The JVP under its dynamic new leader also looks set to make notable gains in the upcoming Uva election. It currently holds two seats in Uva. The JVP came in third at the NCP and Southern provincial council elections.
Communal politics rejected
Though neither the DP nor the JVP can win a provincial council election at this point, both could make a dent in the UPFA’s vote bank such that the Government will no longer be able to take victory for granted at a general election, once the North and East voting is also factored in. At a presidential election on the other hand the fortunes of a ‘common candidate,’ or any other, will depend largely on that personality’s ability to match the unabated popularity of Mahinda Rajapaksa.
Another trend that may be observed based on provincial election results outside of the North and East, arguably, is that voters don’t have an appetite for communal politics, although politicians persist in forming parties along communal lines. In the provincial council elections of 2013 in the NWP, NP and CP, it was clear that Muslims voted for ‘non-Muslim’ parties (i.e. parties other than the Sri Lanka Muslim Congress). The numbers tell the story in Puttalam, Mannar and Kandy districts where they are concentrated. Similarly in the CP council election, in Nuwara Eliya district where Indian Tamils account for over half the population (53%), the Up Country Peoples Front got only 7.17% of the vote. This tendency was seen in SL Tamil voting in Colombo district too, during the WP council election.

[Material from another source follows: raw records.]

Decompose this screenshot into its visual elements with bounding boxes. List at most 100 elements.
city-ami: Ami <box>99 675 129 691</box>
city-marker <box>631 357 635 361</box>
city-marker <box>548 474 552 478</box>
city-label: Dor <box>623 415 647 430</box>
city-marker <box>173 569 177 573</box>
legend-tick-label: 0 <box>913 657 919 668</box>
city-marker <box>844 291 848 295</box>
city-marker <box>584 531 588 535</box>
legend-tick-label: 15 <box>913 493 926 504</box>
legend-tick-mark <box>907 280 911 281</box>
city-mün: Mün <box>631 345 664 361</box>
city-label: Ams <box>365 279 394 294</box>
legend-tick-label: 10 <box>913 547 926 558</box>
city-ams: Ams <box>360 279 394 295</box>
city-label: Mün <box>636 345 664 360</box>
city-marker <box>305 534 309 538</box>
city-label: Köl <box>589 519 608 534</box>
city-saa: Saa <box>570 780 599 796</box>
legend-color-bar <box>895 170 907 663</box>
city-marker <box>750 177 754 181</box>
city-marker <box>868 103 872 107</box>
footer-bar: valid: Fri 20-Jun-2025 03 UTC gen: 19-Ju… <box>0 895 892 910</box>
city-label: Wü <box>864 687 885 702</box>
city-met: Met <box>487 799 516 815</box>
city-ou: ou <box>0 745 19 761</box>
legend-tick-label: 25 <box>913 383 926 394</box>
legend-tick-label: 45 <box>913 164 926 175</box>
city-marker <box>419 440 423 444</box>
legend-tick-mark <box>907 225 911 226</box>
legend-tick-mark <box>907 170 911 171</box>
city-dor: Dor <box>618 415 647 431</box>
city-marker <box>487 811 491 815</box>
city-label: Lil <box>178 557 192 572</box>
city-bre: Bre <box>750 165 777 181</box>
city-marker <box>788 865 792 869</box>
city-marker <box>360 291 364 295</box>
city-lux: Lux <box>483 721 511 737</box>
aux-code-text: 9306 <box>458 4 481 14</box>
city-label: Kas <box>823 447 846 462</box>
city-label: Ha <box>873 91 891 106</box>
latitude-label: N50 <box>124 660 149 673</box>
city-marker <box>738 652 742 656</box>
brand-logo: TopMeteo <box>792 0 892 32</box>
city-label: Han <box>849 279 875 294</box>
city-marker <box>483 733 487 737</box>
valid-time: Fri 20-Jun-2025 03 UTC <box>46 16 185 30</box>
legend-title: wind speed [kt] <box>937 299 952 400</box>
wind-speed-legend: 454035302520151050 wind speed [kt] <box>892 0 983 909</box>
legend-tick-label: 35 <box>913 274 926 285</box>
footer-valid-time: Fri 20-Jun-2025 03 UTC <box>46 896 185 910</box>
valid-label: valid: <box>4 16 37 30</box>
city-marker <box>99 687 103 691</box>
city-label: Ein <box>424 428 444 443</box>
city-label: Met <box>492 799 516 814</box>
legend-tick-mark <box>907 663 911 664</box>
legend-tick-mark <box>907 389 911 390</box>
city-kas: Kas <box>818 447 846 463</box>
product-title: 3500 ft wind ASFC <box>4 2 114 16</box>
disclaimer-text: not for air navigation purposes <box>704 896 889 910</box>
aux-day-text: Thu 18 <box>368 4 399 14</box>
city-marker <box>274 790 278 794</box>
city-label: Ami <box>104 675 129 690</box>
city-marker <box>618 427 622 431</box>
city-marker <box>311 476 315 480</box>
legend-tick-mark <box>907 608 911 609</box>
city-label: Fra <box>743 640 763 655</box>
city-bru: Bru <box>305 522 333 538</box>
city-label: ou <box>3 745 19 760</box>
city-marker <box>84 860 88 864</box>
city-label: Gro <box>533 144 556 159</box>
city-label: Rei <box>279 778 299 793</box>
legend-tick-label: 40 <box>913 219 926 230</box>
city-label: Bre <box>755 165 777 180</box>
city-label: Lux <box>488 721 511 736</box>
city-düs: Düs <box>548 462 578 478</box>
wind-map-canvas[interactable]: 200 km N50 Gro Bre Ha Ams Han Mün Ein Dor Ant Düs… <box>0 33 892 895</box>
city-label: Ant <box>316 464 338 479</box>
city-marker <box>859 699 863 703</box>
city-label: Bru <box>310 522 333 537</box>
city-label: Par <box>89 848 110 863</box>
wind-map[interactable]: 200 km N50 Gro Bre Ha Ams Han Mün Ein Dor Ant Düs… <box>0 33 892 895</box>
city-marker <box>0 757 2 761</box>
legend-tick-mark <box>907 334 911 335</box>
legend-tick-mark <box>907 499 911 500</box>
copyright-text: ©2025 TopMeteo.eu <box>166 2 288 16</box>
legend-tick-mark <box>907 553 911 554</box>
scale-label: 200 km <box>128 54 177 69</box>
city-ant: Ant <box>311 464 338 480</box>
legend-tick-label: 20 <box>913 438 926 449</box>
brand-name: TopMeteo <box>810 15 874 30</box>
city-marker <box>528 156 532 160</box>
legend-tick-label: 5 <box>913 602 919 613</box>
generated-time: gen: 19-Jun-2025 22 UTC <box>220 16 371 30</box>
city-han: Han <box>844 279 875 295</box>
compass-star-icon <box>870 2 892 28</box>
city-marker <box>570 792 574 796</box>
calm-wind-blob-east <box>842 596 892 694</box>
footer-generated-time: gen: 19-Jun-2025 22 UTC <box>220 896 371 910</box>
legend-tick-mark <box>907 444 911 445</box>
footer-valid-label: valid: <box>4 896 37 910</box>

It’s worth asking why politicians show a preference for communal political formations, if people have rejected communal politics. With increasing disillusionment with mainstream political parties, up-and-coming parties like the JVP and DP would have much room to grow if they include all ethnicities in a truly national agenda, and convince people that they can deliver cleaner, better governance.